I have a Web-Application which continuously streams audio from the browser to a node.js server. I’ts basically the same as the official example (VAD, ffmpeg) , with the difference that the audio comes from the browser instead of a RTMP server.
My implementation worked fine in 0.5.1 so the origin of the stream shouldn’t be the problem. Now in 0.6.0 I constantly get the letter "i"
from inference. Just that single letter. As soon as I say a word it infers it correctly, also sentences correctly but after finishing the sentence it continues producing "i"
.
It doesn’t do so in absolute silence, but a little noise from the movement of my mouse over the desk is enough to trigger it.
In 0.5.1 I had it constantly produce empty strings ""

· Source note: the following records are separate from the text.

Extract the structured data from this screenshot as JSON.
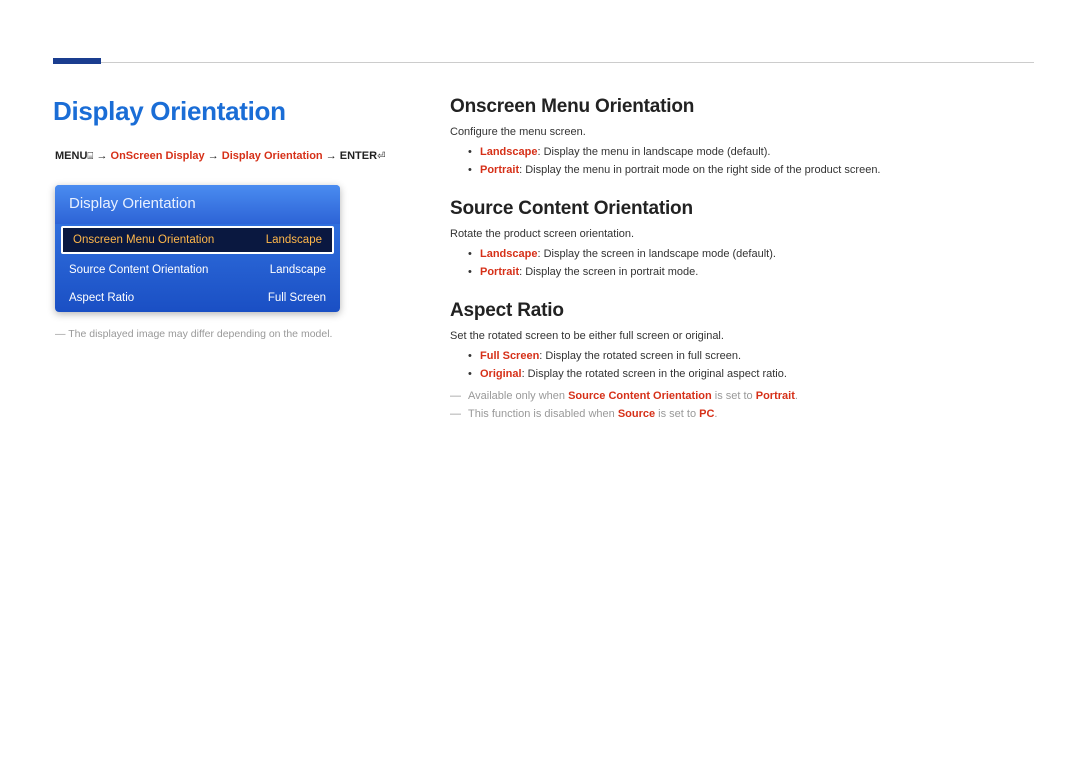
{
  "page": {
    "title": "Display Orientation"
  },
  "breadcrumb": {
    "menu": "MENU",
    "arrow": " → ",
    "p1": "OnScreen Display",
    "p2": "Display Orientation",
    "enter": "ENTER"
  },
  "menu": {
    "header": "Display Orientation",
    "rows": [
      {
        "label": "Onscreen Menu Orientation",
        "value": "Landscape"
      },
      {
        "label": "Source Content Orientation",
        "value": "Landscape"
      },
      {
        "label": "Aspect Ratio",
        "value": "Full Screen"
      }
    ]
  },
  "caption": "The displayed image may differ depending on the model.",
  "sections": [
    {
      "heading": "Onscreen Menu Orientation",
      "intro": "Configure the menu screen.",
      "bullets": [
        {
          "key": "Landscape",
          "text": ": Display the menu in landscape mode (default)."
        },
        {
          "key": "Portrait",
          "text": ": Display the menu in portrait mode on the right side of the product screen."
        }
      ],
      "notes": []
    },
    {
      "heading": "Source Content Orientation",
      "intro": "Rotate the product screen orientation.",
      "bullets": [
        {
          "key": "Landscape",
          "text": ": Display the screen in landscape mode (default)."
        },
        {
          "key": "Portrait",
          "text": ": Display the screen in portrait mode."
        }
      ],
      "notes": []
    },
    {
      "heading": "Aspect Ratio",
      "intro": "Set the rotated screen to be either full screen or original.",
      "bullets": [
        {
          "key": "Full Screen",
          "text": ": Display the rotated screen in full screen."
        },
        {
          "key": "Original",
          "text": ": Display the rotated screen in the original aspect ratio."
        }
      ],
      "notes": [
        {
          "pre": "Available only when ",
          "k1": "Source Content Orientation",
          "mid": " is set to ",
          "k2": "Portrait",
          "post": "."
        },
        {
          "pre": "This function is disabled when ",
          "k1": "Source",
          "mid": " is set to ",
          "k2": "PC",
          "post": "."
        }
      ]
    }
  ]
}
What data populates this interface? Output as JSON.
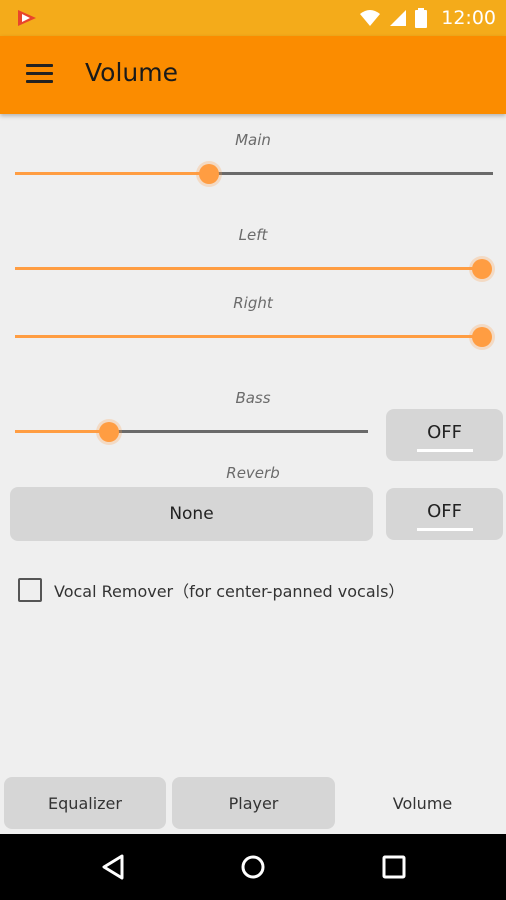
{
  "status_bar": {
    "time": "12:00",
    "icons": [
      "app-notification-icon",
      "wifi-icon",
      "signal-icon",
      "battery-icon"
    ]
  },
  "app_bar": {
    "title": "Volume",
    "menu_icon": "hamburger-menu-icon"
  },
  "sliders": {
    "main": {
      "label": "Main",
      "value_fraction": 0.405
    },
    "left": {
      "label": "Left",
      "value_fraction": 1.0
    },
    "right": {
      "label": "Right",
      "value_fraction": 1.0
    },
    "bass": {
      "label": "Bass",
      "value_fraction": 0.265
    }
  },
  "bass_toggle": {
    "label": "OFF"
  },
  "reverb": {
    "label": "Reverb",
    "selected": "None",
    "toggle_label": "OFF"
  },
  "vocal_remover": {
    "label": "Vocal Remover（for center-panned vocals）",
    "checked": false
  },
  "tabs": [
    {
      "label": "Equalizer",
      "active": false
    },
    {
      "label": "Player",
      "active": false
    },
    {
      "label": "Volume",
      "active": true
    }
  ],
  "nav": {
    "back_icon": "back-triangle-icon",
    "home_icon": "home-circle-icon",
    "recents_icon": "recents-square-icon"
  },
  "colors": {
    "status_bar": "#f4ab1a",
    "app_bar": "#fb8c00",
    "accent": "#ff9d42",
    "track_empty": "#6a6a6a",
    "background": "#efefef",
    "button": "#d6d6d6"
  }
}
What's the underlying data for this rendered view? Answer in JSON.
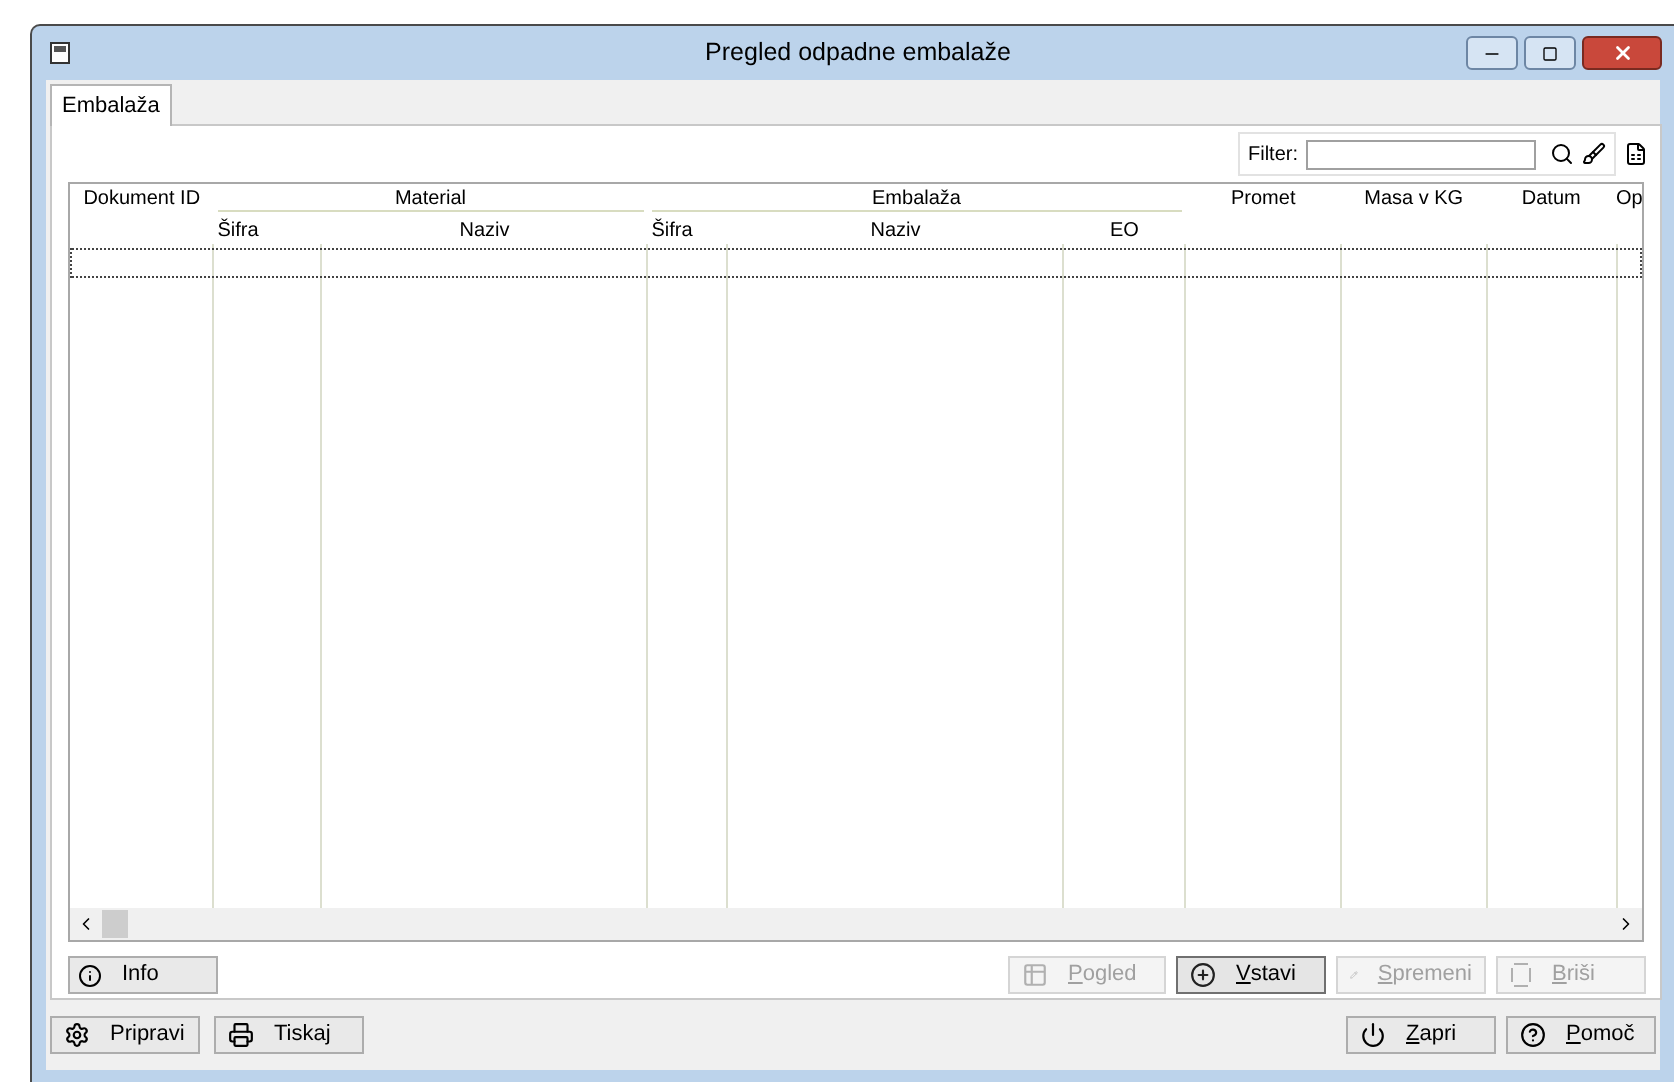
{
  "window": {
    "title": "Pregled odpadne embalaže"
  },
  "tabs": [
    {
      "label": "Embalaža",
      "selected": true
    }
  ],
  "filter": {
    "label": "Filter:"
  },
  "table": {
    "header": [
      {
        "kind": "single",
        "label": "Dokument ID"
      },
      {
        "kind": "group",
        "label": "Material",
        "columns": [
          {
            "label": "Šifra"
          },
          {
            "label": "Naziv"
          }
        ]
      },
      {
        "kind": "group",
        "label": "Embalaža",
        "columns": [
          {
            "label": "Šifra"
          },
          {
            "label": "Naziv"
          },
          {
            "label": "EO"
          }
        ]
      },
      {
        "kind": "single",
        "label": "Promet"
      },
      {
        "kind": "single",
        "label": "Masa v KG"
      },
      {
        "kind": "single",
        "label": "Datum"
      },
      {
        "kind": "single",
        "label": "Op"
      }
    ]
  },
  "info_button": {
    "label": "Info"
  },
  "actions": [
    {
      "label": "Pogled",
      "disabled": true,
      "focused": false
    },
    {
      "label": "Vstavi",
      "disabled": false,
      "focused": true
    },
    {
      "label": "Spremeni",
      "disabled": true,
      "focused": false
    },
    {
      "label": "Briši",
      "disabled": true,
      "focused": false
    }
  ],
  "footer_left": [
    {
      "label": "Pripravi"
    },
    {
      "label": "Tiskaj"
    }
  ],
  "footer_right": [
    {
      "label": "Zapri"
    },
    {
      "label": "Pomoč"
    }
  ]
}
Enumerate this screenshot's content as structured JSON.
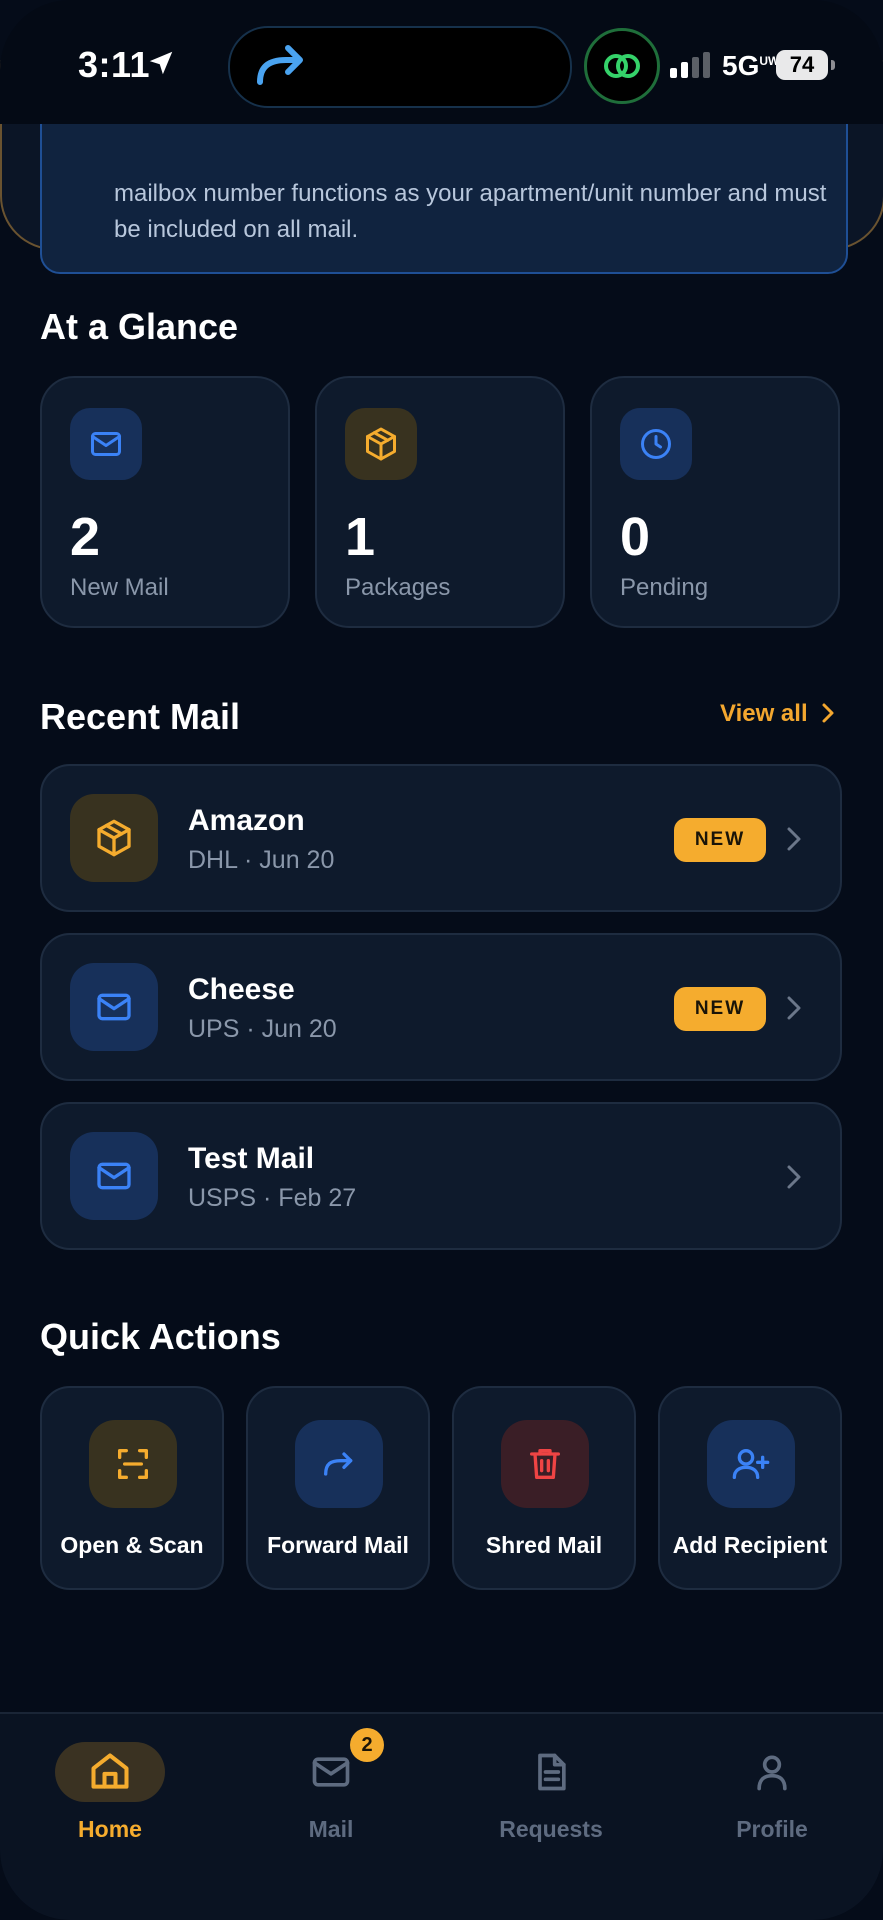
{
  "status_bar": {
    "time": "3:11",
    "network": "5G",
    "network_sub": "UW",
    "battery": "74"
  },
  "notice": {
    "text": "mailbox number functions as your apartment/unit number and must be included on all mail."
  },
  "at_a_glance": {
    "title": "At a Glance",
    "cards": [
      {
        "value": "2",
        "label": "New Mail",
        "icon": "mail-icon",
        "color": "#3b82f6"
      },
      {
        "value": "1",
        "label": "Packages",
        "icon": "package-icon",
        "color": "#f5ac2e"
      },
      {
        "value": "0",
        "label": "Pending",
        "icon": "clock-icon",
        "color": "#3b82f6"
      }
    ]
  },
  "recent_mail": {
    "title": "Recent Mail",
    "view_all": "View all",
    "items": [
      {
        "title": "Amazon",
        "subtitle": "DHL · Jun 20",
        "badge": "NEW",
        "icon": "package-icon"
      },
      {
        "title": "Cheese",
        "subtitle": "UPS · Jun 20",
        "badge": "NEW",
        "icon": "mail-icon"
      },
      {
        "title": "Test Mail",
        "subtitle": "USPS · Feb 27",
        "badge": "",
        "icon": "mail-icon"
      }
    ]
  },
  "quick_actions": {
    "title": "Quick Actions",
    "items": [
      {
        "label": "Open & Scan",
        "icon": "scan-icon"
      },
      {
        "label": "Forward Mail",
        "icon": "forward-icon"
      },
      {
        "label": "Shred Mail",
        "icon": "trash-icon"
      },
      {
        "label": "Add Recipient",
        "icon": "add-user-icon"
      }
    ]
  },
  "bottom_nav": {
    "items": [
      {
        "label": "Home",
        "icon": "home-icon",
        "active": true
      },
      {
        "label": "Mail",
        "icon": "mail-icon",
        "badge": "2"
      },
      {
        "label": "Requests",
        "icon": "document-icon"
      },
      {
        "label": "Profile",
        "icon": "user-icon"
      }
    ]
  },
  "colors": {
    "accent": "#f5ac2e",
    "blue": "#3b82f6",
    "red": "#ef4444",
    "background": "#050c19",
    "card": "#0e1a2c"
  }
}
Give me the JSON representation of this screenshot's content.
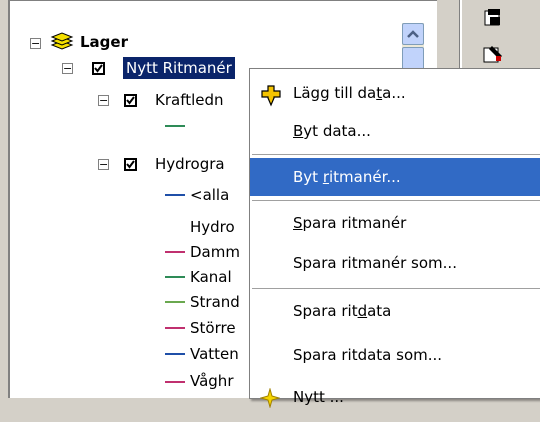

which back then I believed was fine, but now instead of the empty string it infers silence to "i"
.
I played around with the VAD configuration (Mode and debounce time) but noise still results in that.
My thinking:
Apparently now the 0.6.0 model thinks that a snippet of silence more likely is "i"
then ""
but actually why does VAD trigger at all? It shouldn’t do so in the first place if don’t say anything. So we’re back to configuring VAD correctly, but changing the parameters won’t help much. (though NORMAL results in less “i’s” then AGGRESSIVE). Also in other old examples I can see how ""
was continuously produced aswell like in this live-demo, so then I think this is the way it’s supposed to work (producing empty string for silence).
Does this have something to do with the new model, or what’s your best guess?